M-95 conducted three combat campaigns in WWII but did not achieve victory. During its final combat patrol, it launched two torpedoes at the freighter Shaulyai, which had been abandoned on Gogland Island during the evacuation of Tallinn, having mistaken it for a German ship. The submarine’s last combat mission was reconnaissance near the southern tip of Gogland Island, but it did not make radio contact and was believed to have sunk.
On the morning of 15 June 1942, Finnish and Soviet observation posts reported a powerful explosion in the area of the Rukayarvi minefield, and an oil slick was spotted. On 16 June, the Finnish air force bombed the area, and then for several more days Finnish ASW ships dropped depth charges near the location where the submarine likely sank.

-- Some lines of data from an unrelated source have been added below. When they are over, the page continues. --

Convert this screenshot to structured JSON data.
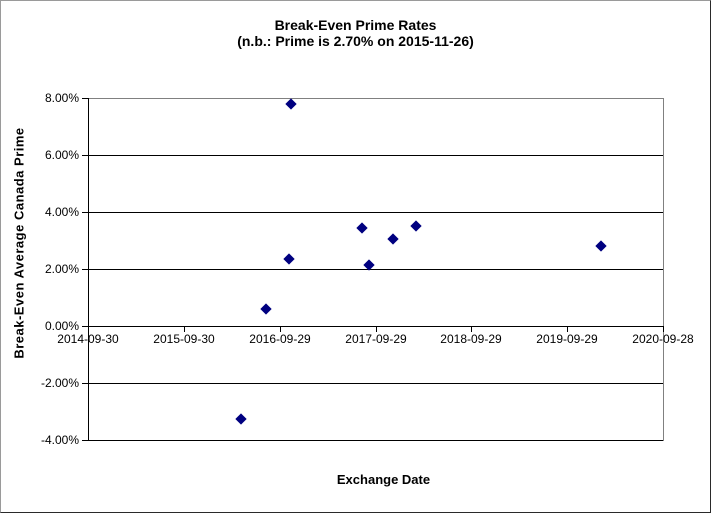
{
  "chart_data": {
    "type": "scatter",
    "title": "Break-Even Prime Rates",
    "subtitle": "(n.b.: Prime is 2.70% on 2015-11-26)",
    "xlabel": "Exchange Date",
    "ylabel": "Break-Even Average Canada Prime",
    "legend": "none",
    "grid": "horizontal",
    "marker": "diamond",
    "marker_color": "#000080",
    "gridline_color": "#000000",
    "plot_border_color": "#808080",
    "background_color": "#ffffff",
    "x_axis": {
      "type": "date",
      "min": "2014-09-30",
      "max": "2020-09-28",
      "ticks": [
        {
          "date": "2014-09-30",
          "label": "2014-09-30"
        },
        {
          "date": "2015-09-30",
          "label": "2015-09-30"
        },
        {
          "date": "2016-09-29",
          "label": "2016-09-29"
        },
        {
          "date": "2017-09-29",
          "label": "2017-09-29"
        },
        {
          "date": "2018-09-29",
          "label": "2018-09-29"
        },
        {
          "date": "2019-09-29",
          "label": "2019-09-29"
        },
        {
          "date": "2020-09-28",
          "label": "2020-09-28"
        }
      ]
    },
    "y_axis": {
      "min": -4,
      "max": 8,
      "tick_step": 2,
      "unit": "%",
      "ticks": [
        {
          "value": 8,
          "label": "8.00%"
        },
        {
          "value": 6,
          "label": "6.00%"
        },
        {
          "value": 4,
          "label": "4.00%"
        },
        {
          "value": 2,
          "label": "2.00%"
        },
        {
          "value": 0,
          "label": "0.00%"
        },
        {
          "value": -2,
          "label": "-2.00%"
        },
        {
          "value": -4,
          "label": "-4.00%"
        }
      ]
    },
    "series": [
      {
        "points": [
          {
            "date": "2016-05-04",
            "value": -3.25
          },
          {
            "date": "2016-08-07",
            "value": 0.6
          },
          {
            "date": "2016-11-05",
            "value": 2.35
          },
          {
            "date": "2016-11-10",
            "value": 7.8
          },
          {
            "date": "2017-08-08",
            "value": 3.45
          },
          {
            "date": "2017-09-04",
            "value": 2.15
          },
          {
            "date": "2017-12-05",
            "value": 3.05
          },
          {
            "date": "2018-03-01",
            "value": 3.5
          },
          {
            "date": "2020-02-03",
            "value": 2.8
          }
        ]
      }
    ]
  }
}
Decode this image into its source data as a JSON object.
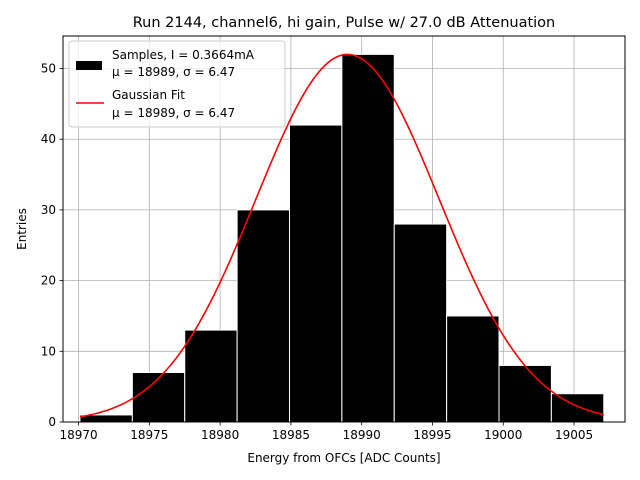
{
  "chart_data": {
    "type": "bar",
    "title": "Run 2144, channel6, hi gain, Pulse w/ 27.0 dB Attenuation",
    "xlabel": "Energy from OFCs [ADC Counts]",
    "ylabel": "Entries",
    "xlim": [
      18968.9,
      19008.6
    ],
    "ylim": [
      0,
      54.6
    ],
    "xticks": [
      18970,
      18975,
      18980,
      18985,
      18990,
      18995,
      19000,
      19005
    ],
    "yticks": [
      0,
      10,
      20,
      30,
      40,
      50
    ],
    "grid": true,
    "legend_position": "top-left",
    "histogram": {
      "name_line1": "Samples, I = 0.3664mA",
      "name_line2": "μ = 18989, σ = 6.47",
      "color": "#000000",
      "bin_edges": [
        18970.1,
        18973.8,
        18977.5,
        18981.2,
        18984.9,
        18988.6,
        18992.3,
        18996.0,
        18999.7,
        19003.4,
        19007.1
      ],
      "counts": [
        1,
        7,
        13,
        30,
        42,
        52,
        28,
        15,
        8,
        4
      ]
    },
    "fit": {
      "name_line1": "Gaussian Fit",
      "name_line2": "μ = 18989, σ = 6.47",
      "color": "#ff0000",
      "mu": 18989,
      "sigma": 6.47,
      "peak": 52.0,
      "x_range": [
        18970.1,
        19007.1
      ]
    }
  }
}
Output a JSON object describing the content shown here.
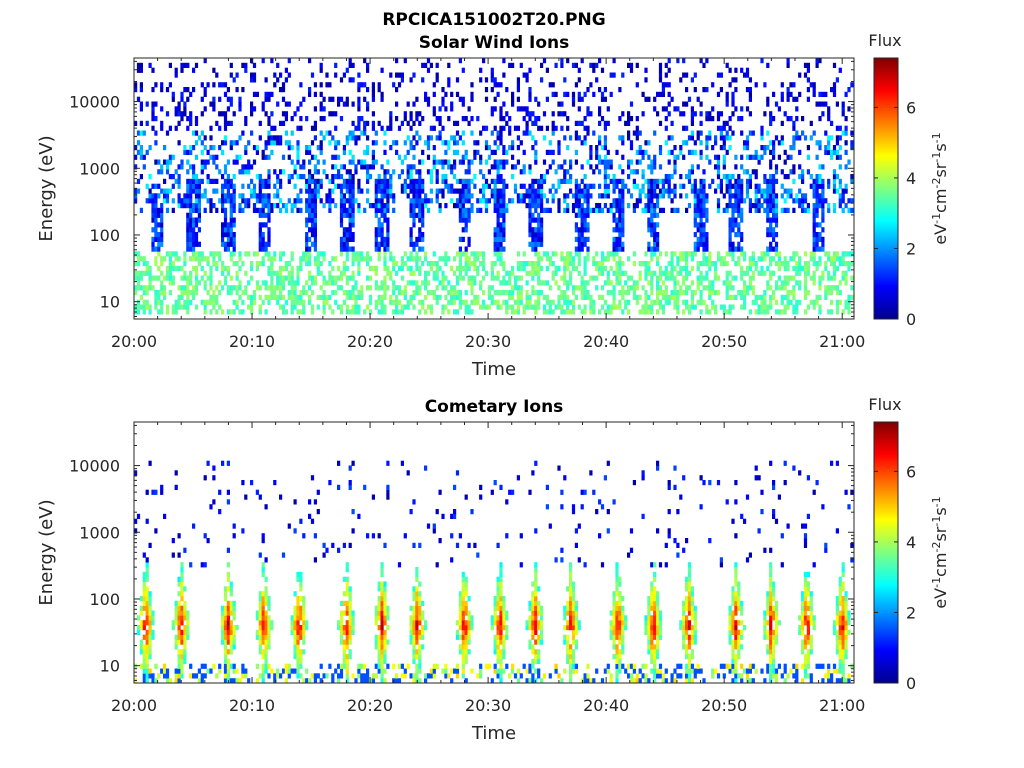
{
  "figure": {
    "title": "RPCICA151002T20.PNG"
  },
  "chart_data": [
    {
      "type": "heatmap",
      "title": "Solar Wind Ions",
      "xlabel": "Time",
      "ylabel": "Energy (eV)",
      "x_ticks": [
        "20:00",
        "20:10",
        "20:20",
        "20:30",
        "20:40",
        "20:50",
        "21:00"
      ],
      "x_range": [
        "20:00",
        "21:01"
      ],
      "y_scale": "log",
      "y_ticks": [
        "10",
        "100",
        "1000",
        "10000"
      ],
      "y_range": [
        5.5,
        45000
      ],
      "colorbar": {
        "title": "Flux",
        "label": "eV-1cm-2sr-1s-1",
        "colormap": "jet",
        "ticks": [
          "0",
          "2",
          "4",
          "6"
        ],
        "range": [
          0,
          7.4
        ]
      },
      "series": [
        {
          "component": "main",
          "energy_range": [
            6,
            60
          ],
          "flux_range": [
            3,
            4
          ],
          "pattern": "near-continuous"
        },
        {
          "component": "bursts",
          "energy_peak": 200,
          "flux_range": [
            0.5,
            2
          ],
          "period_minutes": 3.3,
          "burst_times": [
            "20:02",
            "20:05",
            "20:08",
            "20:11",
            "20:15",
            "20:18",
            "20:21",
            "20:24",
            "20:28",
            "20:31",
            "20:34",
            "20:38",
            "20:41",
            "20:44",
            "20:48",
            "20:51",
            "20:54",
            "20:58"
          ]
        },
        {
          "component": "background",
          "energy_range": [
            200,
            45000
          ],
          "flux_range": [
            0.2,
            2.8
          ],
          "pattern": "sparse scatter"
        }
      ]
    },
    {
      "type": "heatmap",
      "title": "Cometary Ions",
      "xlabel": "Time",
      "ylabel": "Energy (eV)",
      "x_ticks": [
        "20:00",
        "20:10",
        "20:20",
        "20:30",
        "20:40",
        "20:50",
        "21:00"
      ],
      "x_range": [
        "20:00",
        "21:01"
      ],
      "y_scale": "log",
      "y_ticks": [
        "10",
        "100",
        "1000",
        "10000"
      ],
      "y_range": [
        5.5,
        45000
      ],
      "colorbar": {
        "title": "Flux",
        "label": "eV-1cm-2sr-1s-1",
        "colormap": "jet",
        "ticks": [
          "0",
          "2",
          "4",
          "6"
        ],
        "range": [
          0,
          7.4
        ]
      },
      "series": [
        {
          "component": "bursts",
          "energy_peak": 40,
          "energy_range": [
            6,
            400
          ],
          "peak_flux": 6.2,
          "period_minutes": 3.3,
          "burst_times": [
            "20:01",
            "20:04",
            "20:08",
            "20:11",
            "20:14",
            "20:18",
            "20:21",
            "20:24",
            "20:28",
            "20:31",
            "20:34",
            "20:37",
            "20:41",
            "20:44",
            "20:47",
            "20:51",
            "20:54",
            "20:57",
            "21:00"
          ]
        },
        {
          "component": "background",
          "energy_range": [
            300,
            11000
          ],
          "flux_range": [
            0.3,
            1.5
          ],
          "pattern": "sparse scatter"
        }
      ]
    }
  ]
}
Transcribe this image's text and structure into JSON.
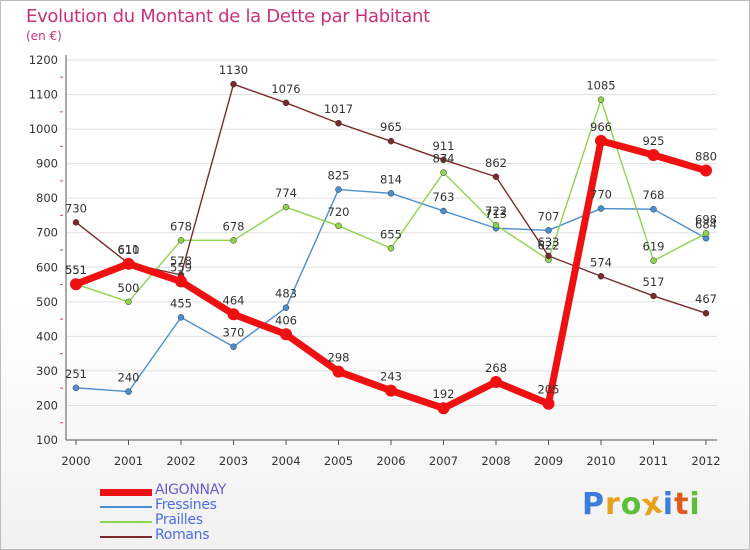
{
  "title": "Evolution du Montant de la Dette par Habitant",
  "subtitle": "(en €)",
  "logo_text": "Proxiti",
  "colors": {
    "title": "#c9327a",
    "grid": "#e0e0e0",
    "axis": "#333333",
    "tick_marks": "#e0607f"
  },
  "chart_data": {
    "type": "line",
    "title": "Evolution du Montant de la Dette par Habitant",
    "subtitle": "(en €)",
    "xlabel": "",
    "ylabel": "",
    "x": [
      "2000",
      "2001",
      "2002",
      "2003",
      "2004",
      "2005",
      "2006",
      "2007",
      "2008",
      "2009",
      "2010",
      "2011",
      "2012"
    ],
    "ylim": [
      100,
      1200
    ],
    "yticks": [
      100,
      200,
      300,
      400,
      500,
      600,
      700,
      800,
      900,
      1000,
      1100,
      1200
    ],
    "grid": "horizontal",
    "legend_position": "bottom-left",
    "series": [
      {
        "name": "AIGONNAY",
        "color": "#ee1111",
        "values": [
          551,
          610,
          559,
          464,
          406,
          298,
          243,
          192,
          268,
          205,
          966,
          925,
          880
        ]
      },
      {
        "name": "Fressines",
        "color": "#4c8fd0",
        "values": [
          251,
          240,
          455,
          370,
          483,
          825,
          814,
          763,
          713,
          707,
          770,
          768,
          684
        ]
      },
      {
        "name": "Prailles",
        "color": "#8ed44e",
        "values": [
          551,
          500,
          678,
          678,
          774,
          720,
          655,
          874,
          722,
          622,
          1085,
          619,
          698
        ]
      },
      {
        "name": "Romans",
        "color": "#7b2b2b",
        "values": [
          730,
          611,
          578,
          1130,
          1076,
          1017,
          965,
          911,
          862,
          633,
          574,
          517,
          467
        ]
      }
    ]
  }
}
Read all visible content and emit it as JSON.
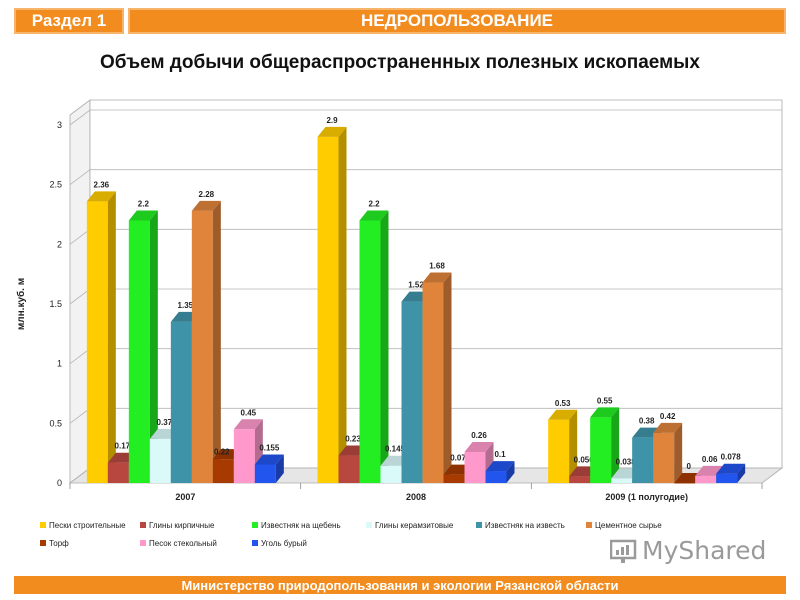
{
  "header": {
    "section_label": "Раздел 1",
    "topic": "НЕДРОПОЛЬЗОВАНИЕ"
  },
  "title": "Объем добычи общераспространенных полезных ископаемых",
  "footer": "Министерство природопользования и экологии Рязанской области",
  "watermark": "MyShared",
  "colors": {
    "header_orange": "#f28c1e"
  },
  "chart_data": {
    "type": "bar",
    "ylabel": "млн.куб. м",
    "ylim": [
      0,
      3
    ],
    "yticks": [
      "0",
      "0.5",
      "1",
      "1.5",
      "2",
      "2.5",
      "3"
    ],
    "categories": [
      "2007",
      "2008",
      "2009 (1 полугодие)"
    ],
    "legend_position": "bottom",
    "grid": true,
    "series": [
      {
        "name": "Пески строительные",
        "color": "#ffcc00",
        "values": [
          2.36,
          2.9,
          0.53
        ],
        "labels": [
          "2.36",
          "2.9",
          "0.53"
        ]
      },
      {
        "name": "Глины кирпичные",
        "color": "#b8473f",
        "values": [
          0.17,
          0.23,
          0.056
        ],
        "labels": [
          "0.17",
          "0.23",
          "0.056"
        ]
      },
      {
        "name": "Известняк на щебень",
        "color": "#22ee22",
        "values": [
          2.2,
          2.2,
          0.55
        ],
        "labels": [
          "2.2",
          "2.2",
          "0.55"
        ]
      },
      {
        "name": "Глины керамзитовые",
        "color": "#dafafa",
        "values": [
          0.37,
          0.145,
          0.038
        ],
        "labels": [
          "0.37",
          "0.145",
          "0.038"
        ]
      },
      {
        "name": "Известняк на известь",
        "color": "#3e93a8",
        "values": [
          1.35,
          1.52,
          0.38
        ],
        "labels": [
          "1.35",
          "1.52",
          "0.38"
        ]
      },
      {
        "name": "Цементное сырье",
        "color": "#e0843c",
        "values": [
          2.28,
          1.68,
          0.42
        ],
        "labels": [
          "2.28",
          "1.68",
          "0.42"
        ]
      },
      {
        "name": "Торф",
        "color": "#a63a00",
        "values": [
          0.2,
          0.07,
          0
        ],
        "labels": [
          "",
          "0.07",
          "0"
        ]
      },
      {
        "name": "Песок стекольный",
        "color": "#ff99cc",
        "values": [
          0.45,
          0.26,
          0.06
        ],
        "labels": [
          "0.45",
          "0.26",
          "0.06"
        ]
      },
      {
        "name": "Уголь бурый",
        "color": "#2255ee",
        "values": [
          0.155,
          0.1,
          0.078
        ],
        "labels": [
          "0.155",
          "0.1",
          "0.078"
        ]
      }
    ],
    "extra_labels": [
      {
        "text": "0.22"
      }
    ]
  }
}
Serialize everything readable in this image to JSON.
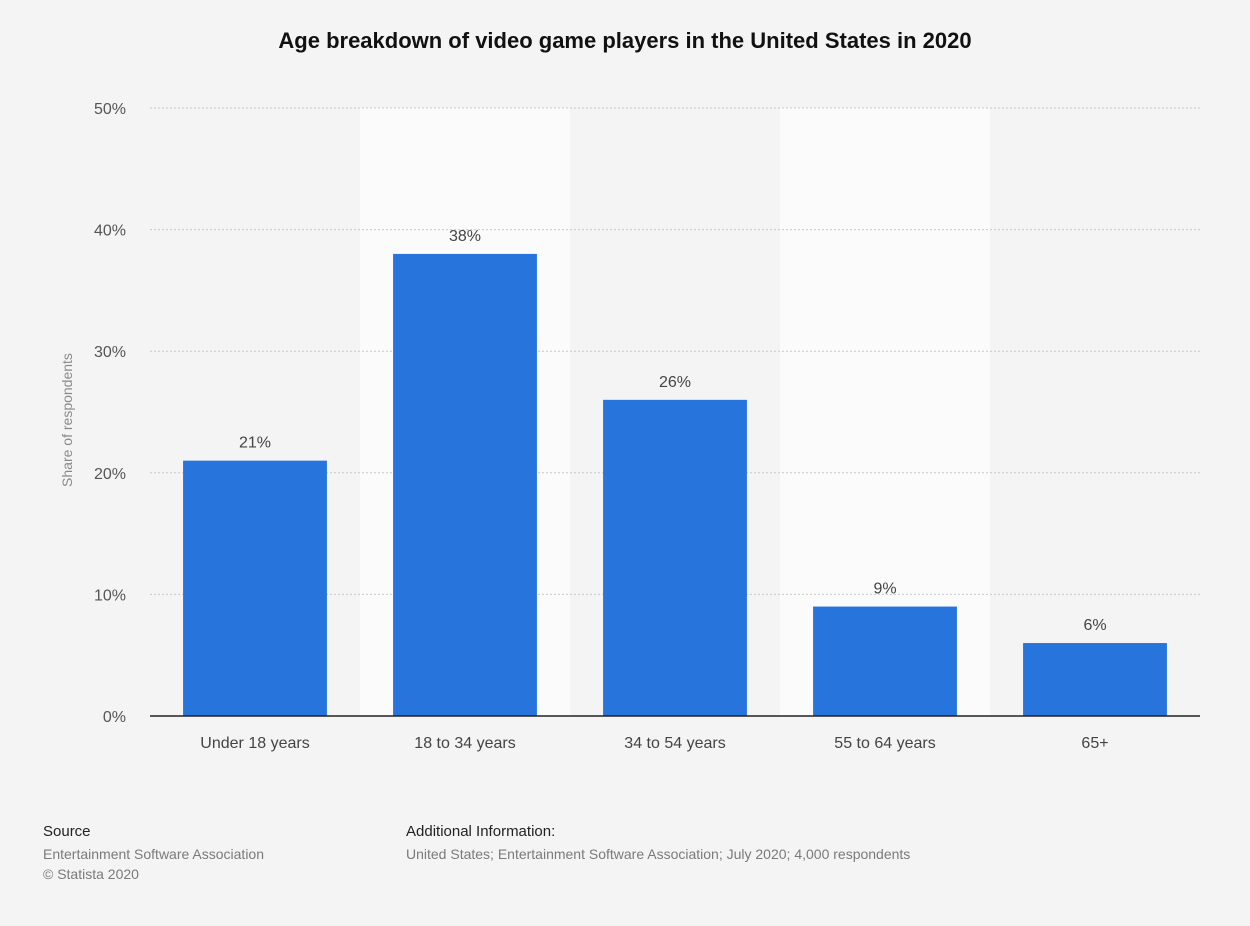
{
  "chart_data": {
    "type": "bar",
    "title": "Age breakdown of video game players in the United States in 2020",
    "ylabel": "Share of respondents",
    "xlabel": "",
    "categories": [
      "Under 18 years",
      "18 to 34 years",
      "34 to 54 years",
      "55 to 64 years",
      "65+"
    ],
    "values": [
      21,
      38,
      26,
      9,
      6
    ],
    "value_labels": [
      "21%",
      "38%",
      "26%",
      "9%",
      "6%"
    ],
    "ylim": [
      0,
      50
    ],
    "yticks": [
      0,
      10,
      20,
      30,
      40,
      50
    ],
    "ytick_labels": [
      "0%",
      "10%",
      "20%",
      "30%",
      "40%",
      "50%"
    ],
    "bar_color": "#2775dc",
    "grid": true
  },
  "footer": {
    "source_heading": "Source",
    "source_line1": "Entertainment Software Association",
    "source_line2": "© Statista 2020",
    "info_heading": "Additional Information:",
    "info_text": "United States; Entertainment Software Association; July 2020; 4,000 respondents"
  }
}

Our exploration of the wreck revealed:
- There is a wide furrow in the seafloor behind the stern: the crew apparently attempted to move the submarine after it hit a mine and sank to the bottom
- The bow has damage from the mine explosion and impact with the seafloor
- There is no other visible damage, the bridge hatch is closed, and the gun is stowed with sights removed and plugs in place
- the bow handrails are bent on the starboard side, likely due to a nearby explosion from a depth charge
- The aft emergency hatch is slightly open but blocked by the bent rails
Apparently, after the submarine hit the mine, at least part of the crew in the aft compartments survived and tried to save the sinking submarine for 1-2 days. After exhausting the sub’s damage control resources, the submariners tried to abandon ship but could not fully open the aft hatch, which was blocked by the bent rails. As the bridge hatch is closed, the central post and battle bridge were likely already flooded by the time of the evacuation attempt.
The submarine was commanded by Lieutenant-Captain L.P. Fedorov.